Last edited by Tom400CFI; Sep 7, 2013 at 06:15 PM.
Sure sounds like a busted compressor - I can't imagine anything else that would create that sort of load. What does the belt look like? I've never had one be so kind on any vehicle I've owned. They've just seized and made a god awful mess. You can ask the pros on the Board at www.ackits.com - maybe one of them can come up with something else.
Mine has done this at idle since H/C, but dramatically worse when the air sensor, forget name on the TB gets fouled. I need to clean mine now. It drops to 1k rpm. I am going to have it to bump up more when AC is on when I get it retuned.
Just had AC worked on and they wanted to replace compressor because of drag. I explained it was due to cam and IAS needing cleaning, and has done this for 7 yrs. I usually just turn off at idle, but a pia when hot out.
Sure sounds like a busted compressor - I can't imagine anything else that would create that sort of load. What does the belt look like? I've never had one be so kind on any vehicle I've owned. They've just seized and made a god awful mess. You can ask the pros on the Board at www.ackits.com - maybe one of them can come up with something else.
The belt looks good, but is pretty new (<10,000 miles). When I first bought the car, I shredded the belt with the AC on during a quick WOT blast. The belt took out my CTS and plug. Replaced the belt, CTS, and two pin plug and it's been fine since.
I checked a few things this evening;
1. The clutch clearance is .019". I can squeeze a .020 in there, but basically, it seems like it's where it should be.
2. I started the car and let it idle for a while w/the AC on. I ran the AC on "max"(?) (manual system [C60...not C68], recirculate, full cold, full fan) for a while. Ambient temps were ~65*F. Center vent temps were between 39 and 42*F. Compressor housing was 149*F. IAC counts went from 16-20 with the compressor disengaged, to 50-53 with the compressor engaged. How does that seem?
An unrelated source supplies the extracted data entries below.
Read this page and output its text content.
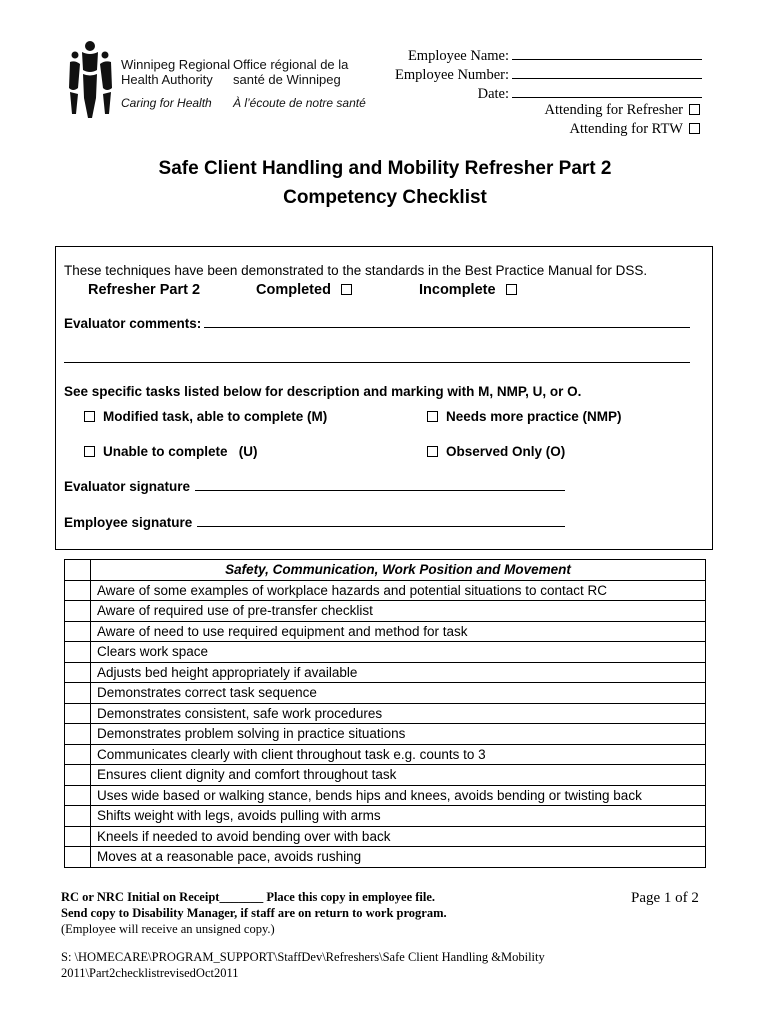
Winnipeg Regional
Health Authority
Office régional de la
santé de Winnipeg
Caring for Health À l’écoute de notre santé
Employee Name:
Employee Number:
Date:
Attending for Refresher
Attending for RTW
Safe Client Handling and Mobility Refresher Part 2
Competency Checklist
These techniques have been demonstrated to the standards in the Best Practice Manual for DSS.
Refresher Part 2	Completed	Incomplete
Evaluator comments:
See specific tasks listed below for description and marking with M, NMP, U, or O.
Modified task, able to complete (M)	Needs more practice (NMP)
Unable to complete   (U)	Observed Only (O)
Evaluator signature
Employee signature
	Safety, Communication, Work Position and Movement
	Aware of some examples of workplace hazards and potential situations to contact RC
	Aware of required use of pre-transfer checklist
	Aware of need to use required equipment and method for task
	Clears work space
	Adjusts bed height appropriately if available
	Demonstrates correct task sequence
	Demonstrates consistent, safe work procedures
	Demonstrates problem solving in practice situations
	Communicates clearly with client throughout task e.g. counts to 3
	Ensures client dignity and comfort throughout task
	Uses wide based or walking stance, bends hips and knees, avoids bending or twisting back
	Shifts weight with legs, avoids pulling with arms
	Kneels if needed to avoid bending over with back
	Moves at a reasonable pace, avoids rushing
RC or NRC Initial on Receipt_______ Place this copy in employee file.
Send copy to Disability Manager, if staff are on return to work program.
(Employee will receive an unsigned copy.)
Page 1 of 2
S: \HOMECARE\PROGRAM_SUPPORT\StaffDev\Refreshers\Safe Client Handling &Mobility
2011\Part2checklistrevisedOct2011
It didn't seem bad today at all. Now I'm wondering if it is worse when the temps are higher? I'll check IAC counts again when it's hot out.
Last edited by Tom400CFI; Sep 9, 2013 at 01:15 AM.
Tom, was your A/C converted over to 134a.. if so, I would question wheather it was properly flushed, and with the proper oil installed.. just a thought.. I can barely feel my (95) A/C ingagement during idle. If your still running R12 I would be concerned wheather there is much oil left in the Compressor,, maybe it's running dry!